As she got to know Southeast Asia better, however, the thought of building something of her own started to germinate. The region had a wealth of creative entrepreneurs running small retail businesses. “But they had no idea how to solve certain problems, like how to procure the right items at the right costs. And these small players are competing against huge international brands—it was like a David versus Goliath story, and that’s what resonated with me,” she explains. “I thought it was time to shake things up. Technology is changing things really fast, and that’s the only way that we can provide opportunities for these entrepreneurs.”
The result is Zilingo, launched in 2015 when she was just 23. Today, the company says its valuation is approaching US$1 billion. While it has an e-commerce portal for consumers, the majority of Zilingo’s revenue comes from providing B2B services. Say, for instance, you are selling scarves at Bangkok’s Chatuchak weekend market. By signing up with Zilingo, you get help with procurement, so you can buy your stock at a lower price. You get advice on the kind of designs that are trending, based on data analytics. You get financial services, such as loans and insurance, to expand your business.

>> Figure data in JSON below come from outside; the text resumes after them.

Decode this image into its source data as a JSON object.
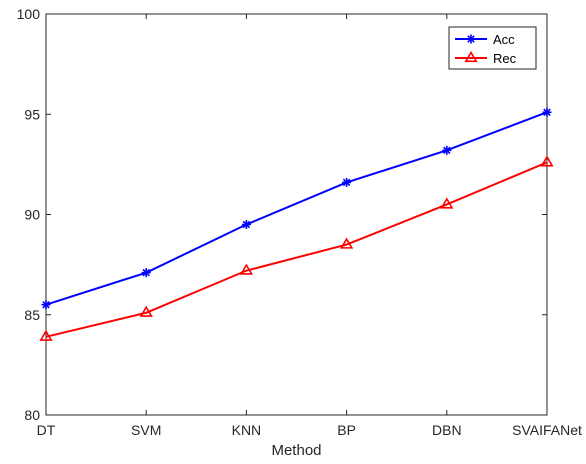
{
  "chart_data": {
    "type": "line",
    "categories": [
      "DT",
      "SVM",
      "KNN",
      "BP",
      "DBN",
      "SVAIFANet"
    ],
    "series": [
      {
        "name": "Acc",
        "values": [
          85.5,
          87.1,
          89.5,
          91.6,
          93.2,
          95.1
        ],
        "color": "#0000ff",
        "marker": "asterisk"
      },
      {
        "name": "Rec",
        "values": [
          83.9,
          85.1,
          87.2,
          88.5,
          90.5,
          92.6
        ],
        "color": "#ff0000",
        "marker": "triangle"
      }
    ],
    "title": "",
    "xlabel": "Method",
    "ylabel": "",
    "ylim": [
      80,
      100
    ],
    "yticks": [
      80,
      85,
      90,
      95,
      100
    ],
    "grid": false,
    "legend_position": "top-right",
    "box": true
  }
}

And you get the tech support that enables you to start selling your scarves online.
With these systematic boosts, this hypothetical scarf stall can very well grow into a major brand, Bose concludes, and this straight-talking dynamo is very persuasive in person. When her parents had doubts about her turn to entrepreneurship, she assuaged them by suggesting they take the money they had been saving up for the MBA they had been hoping she would get, and use it for a vacation in Europe instead.

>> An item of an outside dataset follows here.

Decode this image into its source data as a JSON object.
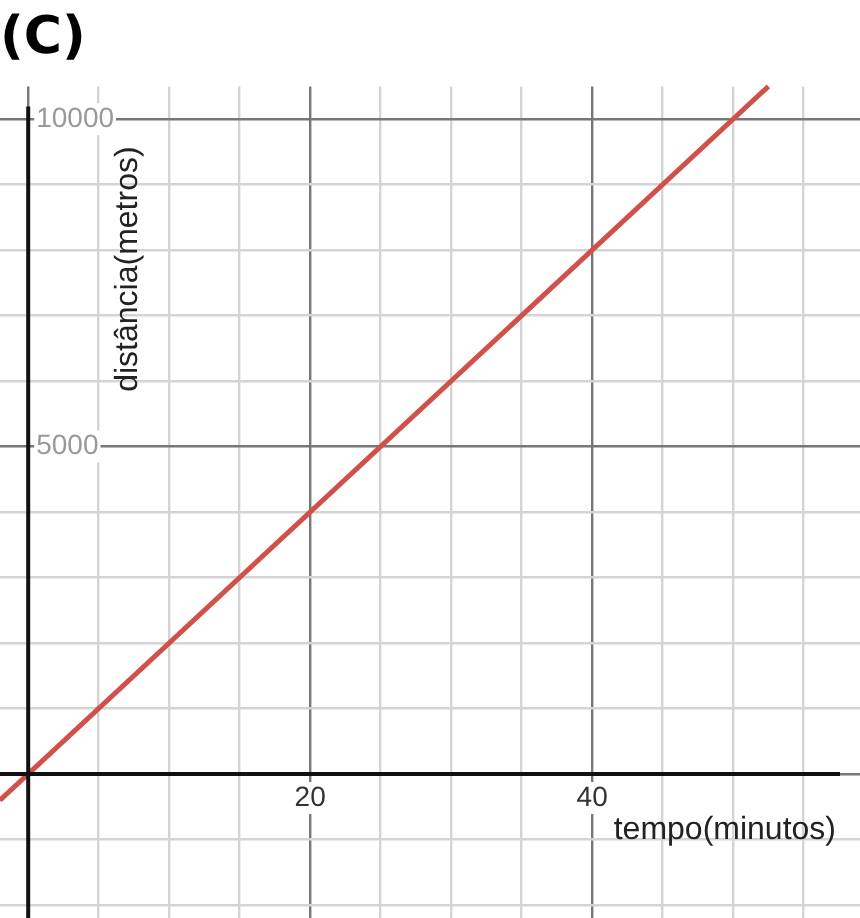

When she was discussing starting this venture with software engineer Dhruv Kapoor, Zilingo’s co-founder and chief technology officer, they didn’t even talk about how much money they wanted to make. “We were very idealistic; we wanted to change the world,” she says with a grin. There were some naysayers though. In Zilingo’s early days, “there was a very senior guy in the tech industry, who told me he would never invest in my company”, she remembers. “But I want to thank him, because I used that as fuel to keep building this company.” In fact, she has always seen herself as an underdog. “I’m a young Asian woman. If you look at the founders and CEOs of tech and financial companies, how many people like me do you see?”
That hunger to level the playing field was one reason the India-born entrepreneur decided to focus on the Southeast Asian market. “We work with about 50,000 merchants that in total employ about 450,000 people. Of that, over 60 percent are women. You don’t get those kinds of numbers anywhere else in the emerging markets, besides China. So besides Southeast Asia has a large population with a relatively high per capita income, which was very attractive to us, it was also about uplifting female entrepreneurs.”
She has seen first-hand how driven these entrepreneurs are. “We offer these training sessions for merchants, and they really want to learn how to use the latest tools and software. They have this mindset of personal growth and continuous learning, which is really inspiring.”
Ask her about her vision for Zilingo, and you see the same ambition in her answer. “I want to take this company from Asia to the world. I definitely think that we can be a global company.”